The first step in returning to body awareness is simple. It takes no formal training and can actually begin to tone your body. It’s called Mindful Meditation, and it is simply the process of being aware of your mind and body at all times. Practicing Light Tensing Isometrics will bring you to a greater awareness of your body while you tone the muscles you are tensing.
Press down on the floor as you walk. When you are sitting in a meeting, a waiting room or at dinner with friends, tighten and release muscle groups that don’t instantly draw attention to what you are doing. Tense your glutes as you sit. Unless your glutes are so well developed that you bounce as you tense, no one will suspect you are exercising like mad while you discuss your kids’ college career.
If you’re alone, inhale deeply as you tense each muscle group. Hold for several seconds and release the muscles as you exhale. Because I travel frequently I find Tensing Isometrics invaluable while driving. If you’ve never done isometrics you’ll be surprised at what a workout you can get without waving your arms or jumping around.
If you have stiffness from arthritis, like I do, you can improve flexibility just by visualizing your joints moving more freely. Stand in front of a mirror and move your stiff joints as far as they will comfortably move. Now close your eyes and visualize the joint moving farther. Inhale deeply and move the joint again, this time remembering the visualization as you exhale. I have never failed to increase mobility when concentrating on this exercise.

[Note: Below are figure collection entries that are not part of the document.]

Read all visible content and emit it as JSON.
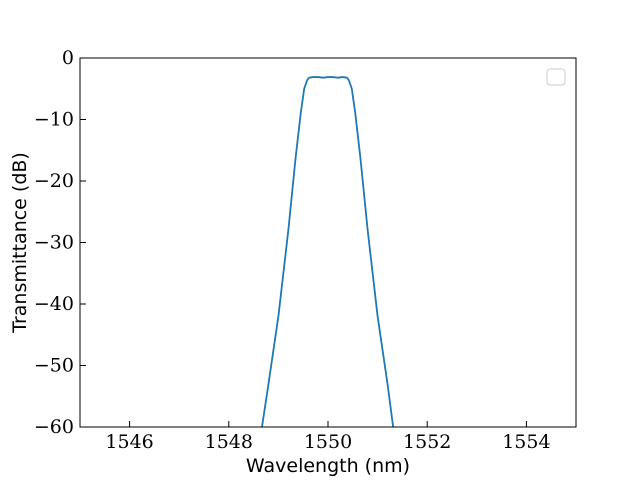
{
  "chart_data": {
    "type": "line",
    "title": "",
    "xlabel": "Wavelength (nm)",
    "ylabel": "Transmittance (dB)",
    "xlim": [
      1545.0,
      1555.0
    ],
    "ylim": [
      -60,
      0
    ],
    "x_ticks": [
      1546,
      1548,
      1550,
      1552,
      1554
    ],
    "x_tick_labels": [
      "1546",
      "1548",
      "1550",
      "1552",
      "1554"
    ],
    "y_ticks": [
      0,
      -10,
      -20,
      -30,
      -40,
      -50,
      -60
    ],
    "y_tick_labels": [
      "0",
      "−10",
      "−20",
      "−30",
      "−40",
      "−50",
      "−60"
    ],
    "grid": false,
    "legend": {
      "placement": "top-right",
      "entries": []
    },
    "series": [
      {
        "color": "#1f77b4",
        "x": [
          1548.65,
          1548.8,
          1549.0,
          1549.2,
          1549.35,
          1549.45,
          1549.52,
          1549.58,
          1549.62,
          1549.7,
          1549.8,
          1549.9,
          1550.0,
          1550.1,
          1550.2,
          1550.3,
          1550.38,
          1550.42,
          1550.48,
          1550.55,
          1550.65,
          1550.8,
          1551.0,
          1551.2,
          1551.33
        ],
        "y": [
          -61,
          -53,
          -42,
          -28,
          -16,
          -9,
          -5,
          -3.6,
          -3.2,
          -3.1,
          -3.1,
          -3.2,
          -3.1,
          -3.1,
          -3.2,
          -3.1,
          -3.2,
          -3.6,
          -5,
          -9,
          -16,
          -28,
          -42,
          -53,
          -61
        ]
      }
    ]
  }
}
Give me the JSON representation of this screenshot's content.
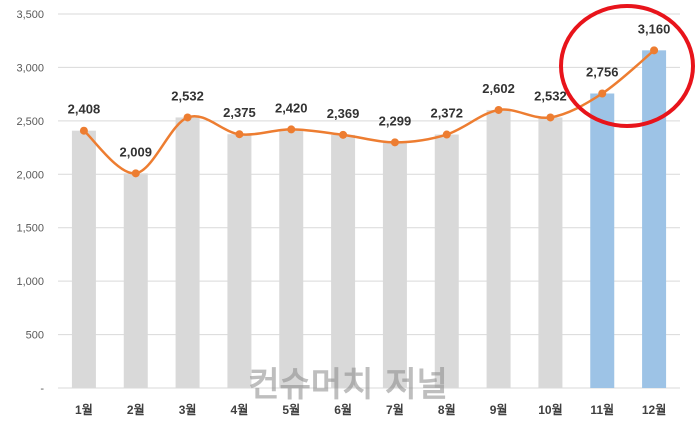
{
  "chart_data": {
    "type": "bar",
    "categories": [
      "1월",
      "2월",
      "3월",
      "4월",
      "5월",
      "6월",
      "7월",
      "8월",
      "9월",
      "10월",
      "11월",
      "12월"
    ],
    "series": [
      {
        "type": "bar",
        "values": [
          2408,
          2009,
          2532,
          2375,
          2420,
          2369,
          2299,
          2372,
          2602,
          2532,
          2756,
          3160
        ]
      },
      {
        "type": "line",
        "values": [
          2408,
          2009,
          2532,
          2375,
          2420,
          2369,
          2299,
          2372,
          2602,
          2532,
          2756,
          3160
        ]
      }
    ],
    "data_labels": [
      "2,408",
      "2,009",
      "2,532",
      "2,375",
      "2,420",
      "2,369",
      "2,299",
      "2,372",
      "2,602",
      "2,532",
      "2,756",
      "3,160"
    ],
    "y_ticks": [
      "-",
      "500",
      "1,000",
      "1,500",
      "2,000",
      "2,500",
      "3,000",
      "3,500"
    ],
    "ylim": [
      0,
      3500
    ],
    "title": "",
    "xlabel": "",
    "ylabel": "",
    "grid": true,
    "legend": "none",
    "highlighted_categories": [
      "11월",
      "12월"
    ],
    "colors": {
      "bar": "#d9d9d9",
      "bar_highlight": "#9dc3e6",
      "line": "#ed7d31",
      "grid": "#d9d9d9",
      "highlight_circle": "#e8141b"
    }
  },
  "watermark": "컨슈머치 저널"
}
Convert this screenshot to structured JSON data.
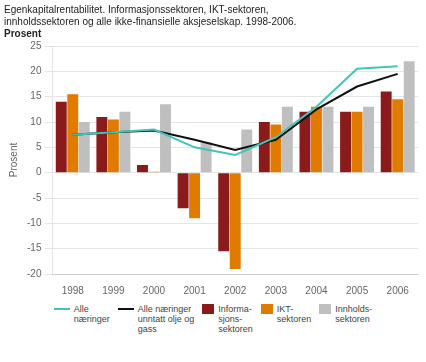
{
  "chart_data": {
    "type": "bar",
    "title": "Egenkapitalrentabilitet. Informasjonssektoren, IKT-sektoren,\ninnholdssektoren og alle ikke-finansielle aksjeselskap. 1998-2006.",
    "subtitle": "Prosent",
    "ylabel": "Prosent",
    "categories": [
      1998,
      1999,
      2000,
      2001,
      2002,
      2003,
      2004,
      2005,
      2006
    ],
    "series": [
      {
        "name": "Alle\nnæringer",
        "type": "line",
        "color": "#40C4BC",
        "values": [
          7.5,
          8.0,
          8.5,
          5.0,
          3.5,
          7.0,
          13.0,
          20.5,
          21.0
        ]
      },
      {
        "name": "Alle næringer\nunntatt olje og\ngass",
        "type": "line",
        "color": "#111111",
        "values": [
          7.5,
          8.0,
          8.3,
          6.5,
          4.5,
          6.5,
          12.5,
          17.0,
          19.5
        ]
      },
      {
        "name": "Informa-\nsjons-\nsektoren",
        "type": "bar",
        "color": "#8B1A1A",
        "values": [
          14.0,
          11.0,
          1.5,
          -7.0,
          -15.5,
          10.0,
          12.0,
          12.0,
          16.0
        ]
      },
      {
        "name": "IKT-\nsektoren",
        "type": "bar",
        "color": "#E07B00",
        "values": [
          15.5,
          10.5,
          0.2,
          -9.0,
          -19.0,
          9.5,
          13.0,
          12.0,
          14.5
        ]
      },
      {
        "name": "Innholds-\nsektoren",
        "type": "bar",
        "color": "#BFBFBF",
        "values": [
          10.0,
          12.0,
          13.5,
          6.0,
          8.5,
          13.0,
          13.0,
          13.0,
          22.0
        ]
      }
    ],
    "ylim": [
      -20,
      25
    ],
    "yticks": [
      -20,
      -15,
      -10,
      -5,
      0,
      5,
      10,
      15,
      20,
      25
    ],
    "grid": true,
    "legend": "bottom"
  }
}
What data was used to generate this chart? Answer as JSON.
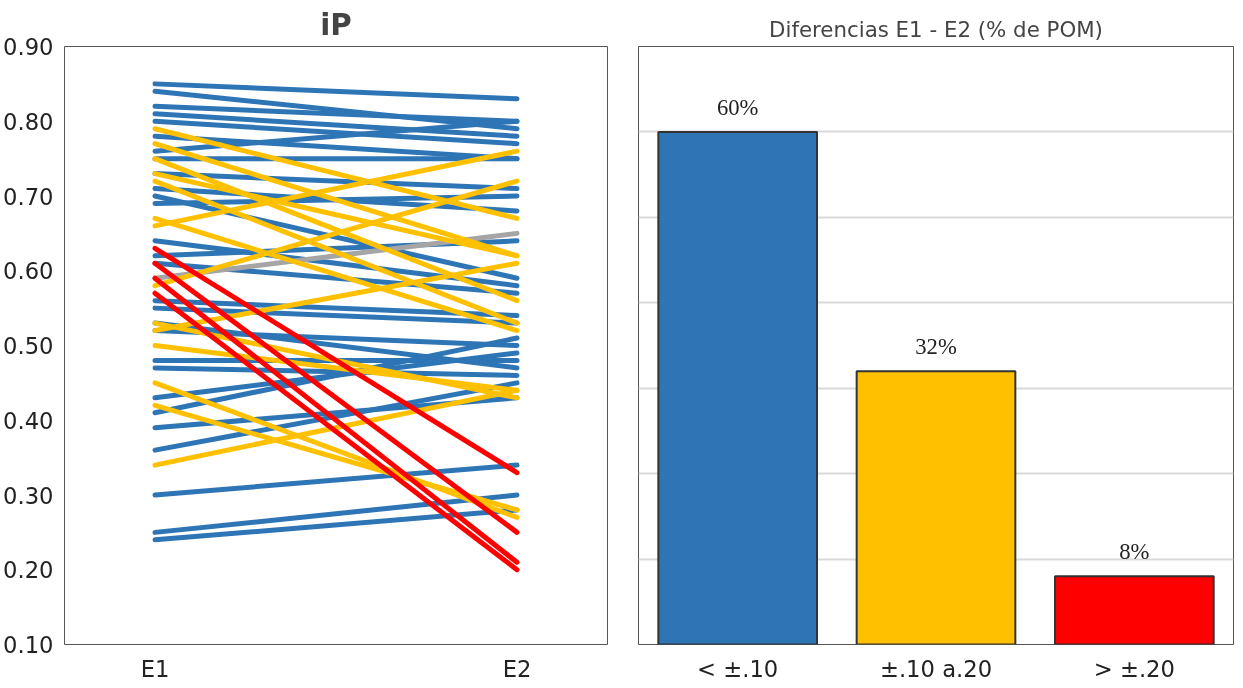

One of the principles of Tai Chi that provides a great workout is transferring weight from one leg to another in differing amounts. In other words, you may have all of your body weight resting on your left foot. You slowly transfer 25% of your body weight to your right foot. Tricky at first, but it becomes second nature. You can practice the same principle without going through the weeks of training to become proficient at Tai Chi. While standing at the kitchen sink try bending slightly at the knee and transferring your weight back and forth from one foot to the other. You can feel your thighs and buttocks tense as you sway back and forth.
Granted, you probably won’t get the same results from Eastern disciplines as you got when you ordered every one of The Firm workout tapes and weren’t satisfied until you took yourself to the verge of hyperventilation. But these gentle, mindful exercises can help you become mentally aware, and tuned into your body as you benefit from gradual painless toning.